Dietro questa facciata c’è ben altro. Il gruppo di Ural è uno dei bastioni del regime nella regione, un corpo d’élite che fa da avanguardia alle truppe regolari esattamente come gli Hezbollah lungo il confine col Libano. Ha avuto un ruolo determinante in alcuni episodi della guerra in Siria, nelle due controffensive vicino a Latakia fra 2013 e 2014, a Homs e in innumerevoli operazioni a Idlib, Jisr al-Shughur, nella piana di al-Ghab. Ma era un gruppo paramilitare anche prima della rivoluzione, inquadrato nelle Shabiha, le squadracce del regime destinate a reprimere qualsiasi forma di dissenso. Fedelissimi al regime anche per affinità religiosa. Ural e compagni sono aleviti della provincia di Hatay (ceduta alla Turchia dai francesi nel 1939, che avevano il protettorato sugli odierni Siria e Libano), che storicamente hanno stretti legami anche di parentela con gli alawiti siriani, il clan della famiglia Assad. E l’odio per le altre confessioni gioca un ruolo non secondario nelle azioni di Ural. L’episodio più eclatante è il massacro di Baydas e Banias di maggio 2013, quando le sue milizie hanno trucidato tutti gli abitanti sunniti dei due villaggi, centinaia di persone sospettati di appoggiare i ribelli sulla base della sola religione professata.

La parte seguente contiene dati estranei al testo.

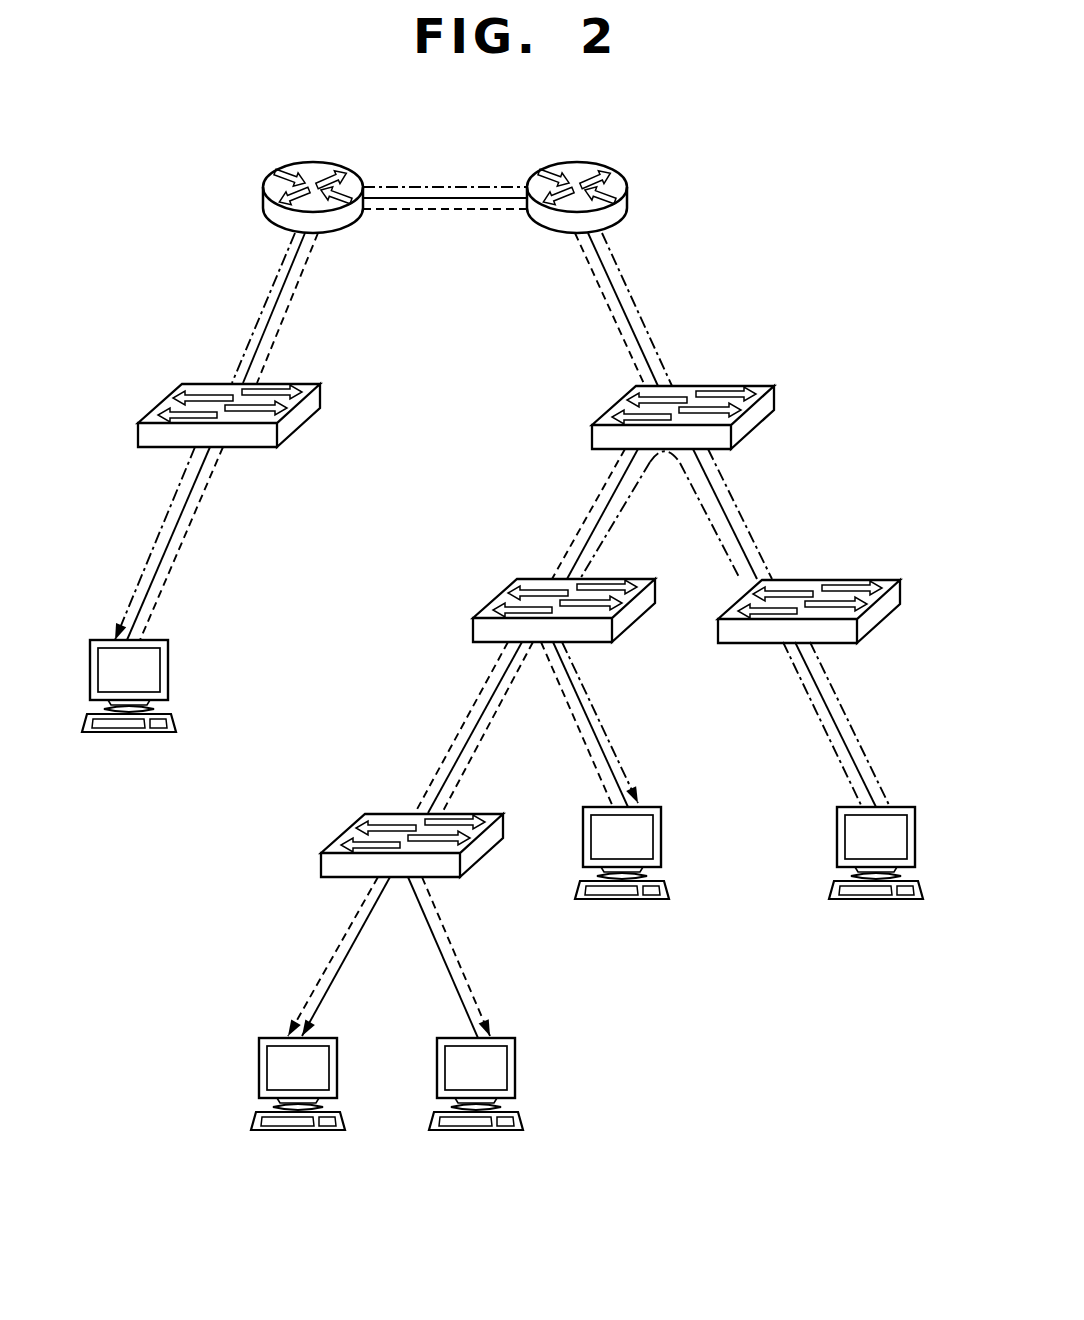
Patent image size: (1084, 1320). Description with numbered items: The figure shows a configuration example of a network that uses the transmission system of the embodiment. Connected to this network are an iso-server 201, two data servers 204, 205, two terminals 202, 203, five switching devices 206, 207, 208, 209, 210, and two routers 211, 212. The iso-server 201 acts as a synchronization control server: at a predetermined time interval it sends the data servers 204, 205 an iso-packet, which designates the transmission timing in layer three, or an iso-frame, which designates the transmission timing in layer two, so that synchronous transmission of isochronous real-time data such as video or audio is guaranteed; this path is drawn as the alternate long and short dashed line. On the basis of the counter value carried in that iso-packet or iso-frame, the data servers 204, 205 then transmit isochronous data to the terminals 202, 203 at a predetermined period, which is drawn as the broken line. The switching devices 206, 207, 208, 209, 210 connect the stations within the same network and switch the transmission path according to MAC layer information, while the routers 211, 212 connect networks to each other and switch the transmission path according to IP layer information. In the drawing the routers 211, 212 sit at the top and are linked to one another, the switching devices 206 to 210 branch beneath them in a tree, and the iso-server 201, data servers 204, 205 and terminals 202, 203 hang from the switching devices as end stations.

The iso-server 201 is at (908, 807).
The terminal 202 is at (510, 1038).
The terminal 203 is at (332, 1038).
The data server 204 is at (655, 807).
The data server 205 is at (165, 640).
The switching device 206 is at (797, 579).
The switching device 207 is at (690, 386).
The switching device 208 is at (620, 579).
The switching device 209 is at (487, 813).
The switching device 210 is at (293, 383).
The router 211 is at (627, 191).
The router 212 is at (263, 191).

Un esito ben lontano dagli obiettivi degli esordi, metà anni ’70, quando Mihraç Ural agiva nella sua Turchia. Le prime azioni le compie insieme a gruppi marxisti-leninisti come il DHKP-C (Devrimci Halk Kurtuluş Partisi-Cephesi, Fronte-Partito Rivoluzionario di Liberazione Popolare), tornato alla ribalta con il sequestro e l’uccisione del giudice Mehmet Selim Kiraz a fine marzo. Allora voleva contrapporsi alla Nato e all’ingombrante influenza dell’esercito turco sulla repubblica kemalista. Nel 1975 entra a far parte di una branca del gruppo principale che prende il nome di Acilciler e punta a risvegliare i sentimenti anti-turchi ad Hatay. Viene catturato dopo il colpo di Stato 5 anni dopo, ma riesce a evadere dalla prigione di Adana e ripara in Siria.

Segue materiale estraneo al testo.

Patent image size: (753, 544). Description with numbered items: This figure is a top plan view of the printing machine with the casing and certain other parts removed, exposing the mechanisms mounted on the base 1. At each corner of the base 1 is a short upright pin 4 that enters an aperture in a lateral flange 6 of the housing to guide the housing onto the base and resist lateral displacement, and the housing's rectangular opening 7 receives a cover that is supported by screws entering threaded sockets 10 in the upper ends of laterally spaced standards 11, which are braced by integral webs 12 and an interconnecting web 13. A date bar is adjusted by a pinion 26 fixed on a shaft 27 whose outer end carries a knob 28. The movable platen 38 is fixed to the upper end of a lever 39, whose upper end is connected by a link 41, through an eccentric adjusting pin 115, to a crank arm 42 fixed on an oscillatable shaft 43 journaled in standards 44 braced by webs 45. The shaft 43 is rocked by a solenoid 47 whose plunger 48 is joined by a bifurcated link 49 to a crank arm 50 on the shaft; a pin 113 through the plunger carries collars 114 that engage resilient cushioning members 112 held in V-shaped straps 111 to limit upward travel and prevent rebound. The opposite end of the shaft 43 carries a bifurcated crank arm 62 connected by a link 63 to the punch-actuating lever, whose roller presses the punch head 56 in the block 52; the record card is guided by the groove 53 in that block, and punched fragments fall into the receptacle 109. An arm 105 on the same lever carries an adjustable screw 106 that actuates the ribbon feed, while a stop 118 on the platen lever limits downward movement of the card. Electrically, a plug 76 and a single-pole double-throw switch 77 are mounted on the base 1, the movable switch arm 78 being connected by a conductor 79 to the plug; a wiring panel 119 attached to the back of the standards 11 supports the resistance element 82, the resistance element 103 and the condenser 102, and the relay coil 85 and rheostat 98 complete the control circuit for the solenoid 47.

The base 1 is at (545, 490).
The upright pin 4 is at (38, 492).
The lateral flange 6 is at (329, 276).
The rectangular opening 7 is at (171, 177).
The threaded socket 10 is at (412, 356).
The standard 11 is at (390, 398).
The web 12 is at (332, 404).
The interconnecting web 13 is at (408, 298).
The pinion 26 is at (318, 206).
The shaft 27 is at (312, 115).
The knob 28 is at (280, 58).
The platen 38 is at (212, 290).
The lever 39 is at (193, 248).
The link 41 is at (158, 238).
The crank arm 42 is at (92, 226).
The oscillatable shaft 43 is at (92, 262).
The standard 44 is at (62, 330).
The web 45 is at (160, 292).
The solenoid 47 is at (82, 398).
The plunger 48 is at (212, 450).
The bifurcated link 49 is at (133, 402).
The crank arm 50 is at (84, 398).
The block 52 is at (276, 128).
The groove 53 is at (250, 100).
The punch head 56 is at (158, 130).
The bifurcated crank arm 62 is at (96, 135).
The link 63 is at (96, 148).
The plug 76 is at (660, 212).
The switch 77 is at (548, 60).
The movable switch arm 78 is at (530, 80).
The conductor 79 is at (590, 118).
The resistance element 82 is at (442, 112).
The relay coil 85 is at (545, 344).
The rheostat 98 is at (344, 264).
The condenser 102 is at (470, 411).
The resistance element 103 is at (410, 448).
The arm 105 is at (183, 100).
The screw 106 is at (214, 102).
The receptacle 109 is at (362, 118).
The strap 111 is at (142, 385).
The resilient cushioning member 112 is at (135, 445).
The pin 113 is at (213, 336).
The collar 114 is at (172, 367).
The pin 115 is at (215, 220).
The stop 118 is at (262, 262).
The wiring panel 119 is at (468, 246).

In breve tempo fa “carriera”. Entra in contatto con un fratello minore del presidente Hafez, Jamil Assad, che da poco ha creato la Shabiha. Jamil cerca qualcuno che abbia collegamenti validi con la Turchia e Ural fa al caso suo, esattamente come il leader del PKK curdo Abdullah Öcalan, che negli stessi anni trova rifugio in Siria. Per Ural viene combinato il matrimonio con Malak Fadal, parente di Jamil, e così entra definitivamente nella cerchia della famiglia Assad. Riceve la cittadinanza e parte per i campi di addestramento nella valle della Bekaa, in Libano, per poi stabilirsi a Latakia. Alcuni ritengono che abbia lavorato fianco a fianco con Öcalan, riuscendo a recarsi più volte in Francia malgrado sulla sua testa pendesse un mandato d’arresto dell’Interpol.
Di certo è utile al regime se ha superato indenne le purghe contro esponenti di primo piano dell’inner circle di Assad padre e figlio. I suoi legami con la Turchia, soprattutto la capacità di trovare appoggi nella provincia di Hatay, lo hanno reso il principale sospettato per gli attentati di Reyhanli dell’11 maggio 2013, i più sanguinosi attacchi terroristici della storia recente della Turchia in cui persero la vita 51 persone e 140 furono ferite. Ural nega, è persino intervenuto via telefono durante una trasmissione della tv turca per ribadire la sua estraneità. In effetti altre piste portano verso il Fronte al-Nusra, la filiale di al-Qaeda in Siria. Ma gli è più difficile negare il massacro di Baydas e Banias: in un video dove discute come bloccare l’avanzata dei ribelli lo si sente affermare che in quei due villaggi sunniti bisogna “fare pulizia al più presto”.